I had been doing a spot of Christmas shopping. (I hate shopping in general and Christmas shopping in specific but a body's got to do what a body's got to do.) It was 2:00, I still hadn't eaten lunch and I was more than a little hungry so, in a moment of lunacy, drove through a McDonalds and picked up two cheeseburgers. I thought I was hungrier than one cheeseburger, knew I wasn't as hungry as two, but since I was on my way home I figured I would just share my second cheeseburger with Ray.
When I arrived home, I was greeted at the front door. I got Ray's usual half-hearted tail-wag, the one that says "Oh, it's you again? I was hoping for someone better" but since I was carrying a sack of food, was then trailed by the hound into the kitchen.
Thinking I needed a laugh after my fruitless shopping expedition, I extracted a french fry ('chip' for the British contingent) and handed it to the Nose who was intently sniffing at the countertop where resided the sack. As expected, Ray, a dog of exquisite taste and sensibility, curled his lips back, took the fry gingerly between his teeth so that it could touch no part of his anatomy, and spat it contemptuously on the ground. I laughed.

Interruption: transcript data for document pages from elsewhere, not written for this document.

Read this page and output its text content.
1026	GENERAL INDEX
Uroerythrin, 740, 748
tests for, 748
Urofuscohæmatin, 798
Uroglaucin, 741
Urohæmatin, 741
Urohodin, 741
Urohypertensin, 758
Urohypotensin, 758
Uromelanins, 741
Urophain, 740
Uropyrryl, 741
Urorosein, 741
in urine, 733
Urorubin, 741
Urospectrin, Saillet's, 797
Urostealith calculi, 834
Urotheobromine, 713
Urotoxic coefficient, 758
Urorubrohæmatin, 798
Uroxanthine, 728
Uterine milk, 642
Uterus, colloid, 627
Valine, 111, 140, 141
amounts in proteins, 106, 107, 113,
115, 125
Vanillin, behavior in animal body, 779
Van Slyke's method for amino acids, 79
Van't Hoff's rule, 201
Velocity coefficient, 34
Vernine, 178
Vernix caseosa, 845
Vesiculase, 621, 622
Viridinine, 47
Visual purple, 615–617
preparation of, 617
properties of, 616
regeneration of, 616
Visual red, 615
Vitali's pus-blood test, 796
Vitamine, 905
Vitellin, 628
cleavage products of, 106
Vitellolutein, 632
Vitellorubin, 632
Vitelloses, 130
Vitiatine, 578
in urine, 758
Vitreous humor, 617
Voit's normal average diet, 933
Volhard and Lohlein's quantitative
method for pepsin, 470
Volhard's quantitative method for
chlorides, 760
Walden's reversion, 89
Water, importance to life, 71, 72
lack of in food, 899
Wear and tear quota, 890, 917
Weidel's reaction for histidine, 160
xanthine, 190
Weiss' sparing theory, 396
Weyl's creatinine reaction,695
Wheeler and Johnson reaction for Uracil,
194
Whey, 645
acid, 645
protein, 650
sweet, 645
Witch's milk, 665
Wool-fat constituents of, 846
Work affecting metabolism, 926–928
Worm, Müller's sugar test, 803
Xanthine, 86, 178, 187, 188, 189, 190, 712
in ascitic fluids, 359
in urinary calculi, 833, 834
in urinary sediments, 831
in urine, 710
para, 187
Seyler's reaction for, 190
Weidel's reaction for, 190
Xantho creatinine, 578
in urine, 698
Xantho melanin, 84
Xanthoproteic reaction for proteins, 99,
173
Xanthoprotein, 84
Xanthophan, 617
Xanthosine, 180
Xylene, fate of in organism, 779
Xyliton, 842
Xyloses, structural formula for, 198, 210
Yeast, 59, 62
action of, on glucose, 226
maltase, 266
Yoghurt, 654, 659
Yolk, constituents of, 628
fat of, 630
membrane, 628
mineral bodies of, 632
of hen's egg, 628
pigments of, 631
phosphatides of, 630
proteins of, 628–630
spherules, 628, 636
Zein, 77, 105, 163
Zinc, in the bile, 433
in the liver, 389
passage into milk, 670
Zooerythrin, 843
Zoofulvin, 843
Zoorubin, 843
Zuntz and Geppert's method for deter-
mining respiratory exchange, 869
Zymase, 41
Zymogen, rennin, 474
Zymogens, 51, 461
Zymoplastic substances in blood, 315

I then took the remaining burger out of the bag, tore it in half, removed the bun, the pickle, and the ketchup and handed it to the dog. Ray, never having had a McDonalds cheeseburger before, took it suspiciously. Holding it in his teeth by one edge, he flapped it up and down a bit then, determining through the flapping process that it was indeed food, Ray let the cheeseburger enter his mouth. A great display of head bobbing and theatrical chewing ensued. At length, the small piece of burger was consumed. What passes for cheese, however, was expelled as a slimy glob onto the kitchen floor. The discriminating dog had spoken loudly without uttering a sound.